Property sales bounce back in December, but this may be a blip
Sarah Coles, senior personal finance analyst at Hargreaves Lansdown, comments on the publication of the HMRC property sales for December, showing they bounced back in December, but this may be a blip.
Key points from publication:
- Property sales (non-seasonally adjusted) rose again in December – up 11.8% from November, but down 14.6% from a year earlier.
- It’s the third busiest December for the past decade.
- Sales over the 2021/22 tax year so far are still higher than any other year for the past decade (1,084,630).
- Note: HMRC recommends treating seasonally adjusted figures with caution because of the impact of the stamp duty holiday, so we have used non-seasonally adjusted figures.
Sarah Coles says:
“Property sales continued to bounce back in December, but there’s every chance this is a temporary blip. Over the previous two months, sales have been recovering from the lows of October, climbing slightly above the kind of levels we usually see in December. However, the lag in these figures means they reflect sentiment before talk of rate rises started in earnest, so this bounce isn’t guaranteed to take off.
“October was always going to be a real low, because so many people hurried a sale through to take advantage of the tax break that finished at the end of September. The recovery in the two months to December sees a return to stronger levels of transactions.
“However, these figures measure completed transactions, so there’s a lag between people’s decision to buy and when they feed into these statistics – about 2-3 months later. We know that agreed sales have been dropping for months, so there’s a good chance this will manifest itself in lower completion numbers over the next few months.
“Agreed sales have been dropping partly as a result of the property drought, with the number of properties coming to market falling for the last nine months of 2021. The shortage of houses doesn’t just make it harder to buy, it’s also pushing prices up, with early indications from the commercial indices that prices hit a record high in December. It puts buyers in the miserable position of having to pay a huge premium for a home that they’ve had to settle for, which is going to put some of them off.

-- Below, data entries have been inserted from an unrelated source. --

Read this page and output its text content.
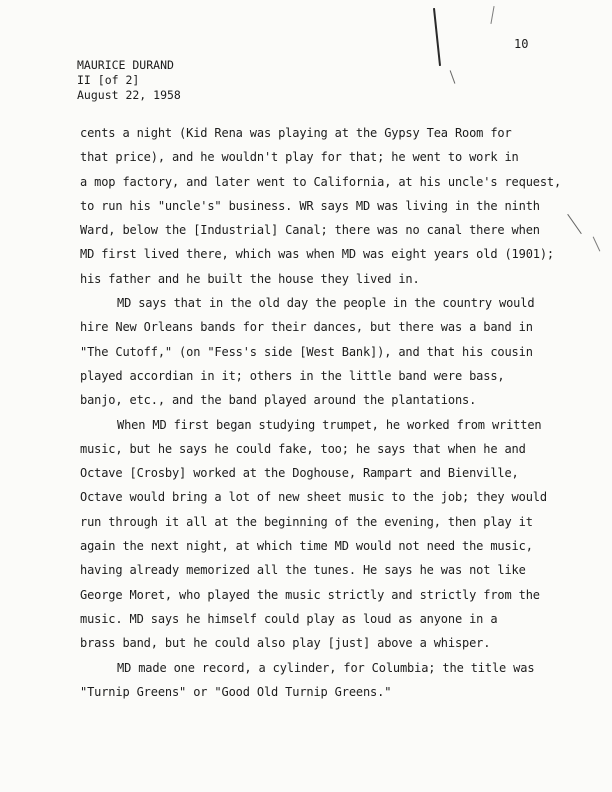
10
MAURICE DURAND
II [of 2]
August 22, 1958
cents a night (Kid Rena was playing at the Gypsy Tea Room for
that price), and he wouldn't play for that; he went to work in
a mop factory, and later went to California, at his uncle's request,
to run his "uncle's" business. WR says MD was living in the ninth
Ward, below the [Industrial] Canal; there was no canal there when
MD first lived there, which was when MD was eight years old (1901);
his father and he built the house they lived in.
MD says that in the old day the people in the country would
hire New Orleans bands for their dances, but there was a band in
"The Cutoff," (on "Fess's side [West Bank]), and that his cousin
played accordian in it; others in the little band were bass,
banjo, etc., and the band played around the plantations.
When MD first began studying trumpet, he worked from written
music, but he says he could fake, too; he says that when he and
Octave [Crosby] worked at the Doghouse, Rampart and Bienville,
Octave would bring a lot of new sheet music to the job; they would
run through it all at the beginning of the evening, then play it
again the next night, at which time MD would not need the music,
having already memorized all the tunes. He says he was not like
George Moret, who played the music strictly and strictly from the
music. MD says he himself could play as loud as anyone in a
brass band, but he could also play [just] above a whisper.
MD made one record, a cylinder, for Columbia; the title was
"Turnip Greens" or "Good Old Turnip Greens."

“Interest rates will be playing their part too, with weeks of speculation, a rise in December, and yet more talk of rises to come in the next few weeks or months. Any rise in mortgage rates would be a rise from a very low base, and there will still be some very attractive mortgage deals around. However, as we saw from the last few months of the stamp duty holiday, sometimes the idea of a change affects people’s buying decisions far more than the practical impact of the change itself.
“Back in September, people were racing for a deadline that, at most, would save them £2,500. So there’s a risk that a rise to an interest rate as low as 0.5% could make people think twice about stretching themselves to a more expensive property.”